Spacy Basics


In [None]:
import spacy

In [None]:
# en_core_web_sm is a small English pipeline trained on written web text (blogs, news, comments), that includes vocabulary, syntax and entities.
nlp = spacy.load("en_core_web_sm")

In [None]:
doc = nlp(u'Tesla is looking at buying U.S. startup for $6 million.') # this is gonna parse the sentence each word into "token"

In [None]:
for token in doc :
  print(token.text, token.pos_)

Tesla NOUN
is AUX
looking VERB
at ADP
buying VERB
U.S. PROPN
startup NOUN
for ADP
$ SYM
6 NUM
million NUM
. PUNCT


In [None]:
nlp.pipeline

[('tok2vec', <spacy.pipeline.tok2vec.Tok2Vec at 0x7fba7f060b40>),
 ('tagger', <spacy.pipeline.tagger.Tagger at 0x7fba7f060830>),
 ('parser', <spacy.pipeline.dep_parser.DependencyParser at 0x7fba7ed5c4d0>),
 ('attribute_ruler',
  <spacy.pipeline.attributeruler.AttributeRuler at 0x7fba7ec99be0>),
 ('lemmatizer',
  <spacy.lang.en.lemmatizer.EnglishLemmatizer at 0x7fba7ec8b0f0>),
 ('ner', <spacy.pipeline.ner.EntityRecognizer at 0x7fba7ed48ed0>)]

In [None]:
nlp.pipe_names

['tok2vec', 'tagger', 'parser', 'attribute_ruler', 'lemmatizer', 'ner']

In [None]:
doc[0].pos_

'NOUN'

In [None]:
print(doc[0].text)

Tesla


In [None]:
print(doc[0].lemma_)

tesla


In [None]:
print(doc[0].shape_)

Xxxxx


In [None]:
doc2 = nlp(u"Hi.
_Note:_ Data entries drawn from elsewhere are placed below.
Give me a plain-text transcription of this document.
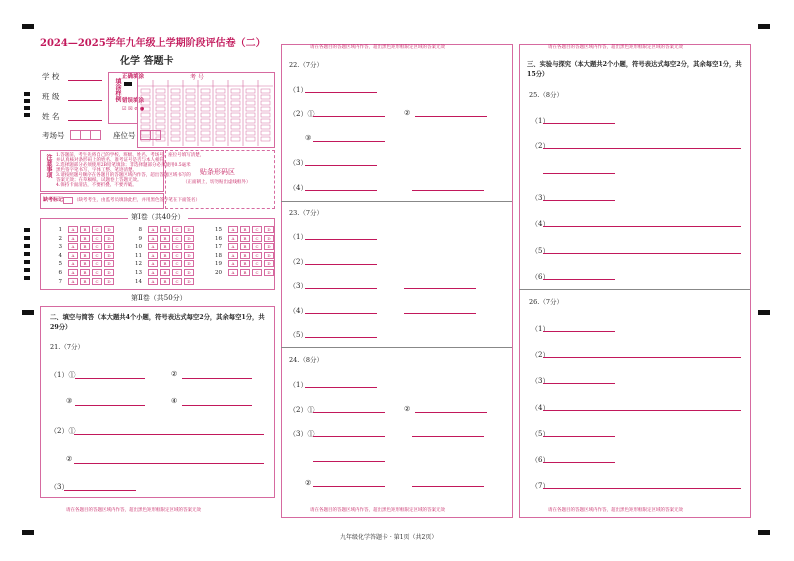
2024—2025学年九年级上学期阶段评估卷（二）
化学 答题卡
学 校
班 级
姓 名
考场号	座位号
填涂样例
正确填涂
错误填涂
☑ ☒ ⊘ ●
考 号
注意事项 1.答题前，考生先将自己的学校、班级、姓名、考场号、座位号填写清楚，
并认真核对条形码上的姓名、准考证号是否与本人相符。
2.选择题部分必须使用2B铅笔填涂；非选择题部分必须使用0.5毫米
黑色签字笔书写，字体工整、笔迹清楚。
3.请按照题号顺序在各题目的答题区域内作答，超出答题区域书写的
答案无效；在草稿纸、试题卷上答题无效。
4.保持卡面清洁，不要折叠、不要弄破。
贴条形码区
（正面朝上，切勿贴出虚线框外）
缺考标记 （缺考考生，由监考员填涂此栏，并用黑色签字笔在下面签名）
第Ⅰ卷（共40分）
1 A B C D
2 A B C D
3 A B C D
4 A B C D
5 A B C D
6 A B C D
7 A B C D
8 A B C D
9 A B C D
10 A B C D
11 A B C D
12 A B C D
13 A B C D
14 A B C D
15 A B C D
16 A B C D
17 A B C D
18 A B C D
19 A B C D
20 A B C D
第Ⅱ卷（共50分）
二、填空与简答（本大题共4个小题，符号表达式每空2分，其余每空1分，共29分）
21.（7分）
（1）①	②
③	④
（2）①
②
（3）
请在各题目的答题区域内作答，超出黑色矩形框限定区域的答案无效
请在各题目的答题区域内作答，超出黑色矩形框限定区域的答案无效
22.（7分）
（1）
（2）①	②
③
（3）
（4）
23.（7分）
（1）
（2）
（3）
（4）
（5）
24.（8分）
（1）
（2）①	②
（3）①
②
请在各题目的答题区域内作答，超出黑色矩形框限定区域的答案无效
请在各题目的答题区域内作答，超出黑色矩形框限定区域的答案无效
三、实验与探究（本大题共2个小题，符号表达式每空2分，其余每空1分，共15分）
25.（8分）
（1）
（2）
（3）
（4）
（5）
（6）
26.（7分）
（1）
（2）
（3）
（4）
（5）
（6）
（7）
请在各题目的答题区域内作答，超出黑色矩形框限定区域的答案无效
九年级化学答题卡 · 第1页（共2页）
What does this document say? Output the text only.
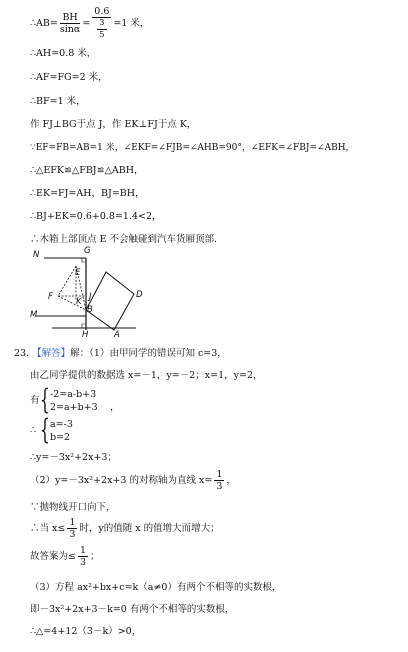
∴AB= $\frac{BH}{\sin\alpha} = \frac{0.6}{\frac{3}{5}} =1$ 米，
∴AH=0.8 米，
∴AF=FG=2 米，
∴BF=1 米，
作 FJ⊥BG于点 J，作 EK⊥FJ于点 K，
∵EF=FB=AB=1 米，∠EKF=∠FJB=∠AHB=90°，∠EFK=∠FBJ=∠ABH，
∴△EFK≌△FBJ≌△ABH，
∴EK=FJ=AH，BJ=BH，
∴BJ+EK=0.6+0.8=1.4<2，
∴木箱上部顶点 E 不会触碰到汽车货厢顶部．
N	G
E
F	J
K
B
D
M
H	A
23. 【解答】解：（1）由甲同学的错误可知 c=3，
由乙同学提供的数据选 x=－1，y=－2；x=1，y=2，
有 { -2=a-b+3
2=a+b+3 ，
∴ { a=-3
b=2
∴y=－3x²+2x+3；
（2）y=－3x²+2x+3 的对称轴为直线 $x= \frac{1}{3}$ ，
∵抛物线开口向下，
∴当 $x\le \frac{1}{3}$ 时，y的值随 x 的值增大而增大；
故答案为≤ $\frac{1}{3}$ ；
（3）方程 ax²+bx+c=k（a≠0）有两个不相等的实数根，
即－3x²+2x+3－k=0 有两个不相等的实数根，
∴△=4+12（3－k）>0，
My name is Selen. Nice to meet you.")
for sentence in doc2.sents:
  print(sentence)

Hi.
My name is Selen.
Nice to meet you.


Tokenization

Tokenization is breaking the raw text into small chunks.

In [None]:
mystring = '" We\'re moving to L.A.! "'
print(mystring)

" We're moving to L.A.! "


In [None]:
doc = nlp(mystring)
for token in doc:
  print(token.text)

"
We
're
moving
to
L.A.
!
"


In [None]:
for token in doc:
  print(token.text, end=' | ')

" | We | 're | moving | to | L.A. | ! | " | 

In [None]:
doc2 = nlp(u"Apple to build Hong Kong factory for $6 million")
for entity in doc2.ents:
  print(entity)
  print(entity.label_)
  print(str(spacy.explain(entity.label_)))
  print('\n')

Hong Kong
GPE
Countries, cities, states


$6 million
MONEY
Monetary values, including unit




In [24]:
# displacy is a built in visualizer
from spacy import displacy 

In [25]:
doc = nlp(u"Apple is going to build a U.K. factory for $6 million")

In [27]:
# there are many types of style for more -> https://spacy.io/usage/visualizers
displacy.render(doc, style='dep',jupyter=True, options={'distance': 110})

In [28]:
displacy.render(doc, style='ent',jupyter=True, options={'distance': 110})

Stemming

Stemming is the process of removing a part of a word, or reducing a word to its stem or root.

In [29]:
import nltk
from nltk.stem.porter import PorterStemmer 

In [30]:
p_stemmer = PorterStemmer()

In [39]:
words = ['runner', 'ran', 'runs', 'easily', 'run', 'fairly', 'fairness']

In [40]:
for word in words:
  print(word + ' ------> ' + p_stemmer.stem(word))

runner ------> runner
ran ------> ran
runs ------> run
easily ------> easili
run ------> run
fairly ------> fairli
fairness ------> fair


In [41]:
from nltk.stem.snowball import SnowballStemmer

In [42]:
s_stemmer = SnowballStemmer(language='english')

In [43]:
for word in words:
  print(word + ' ------> ' + s_stemmer.stem(word))

runner ------> runner
ran ------> ran
runs ------> run
easily ------> easili
run ------> run
fairly ------> fair
fairness ------> fair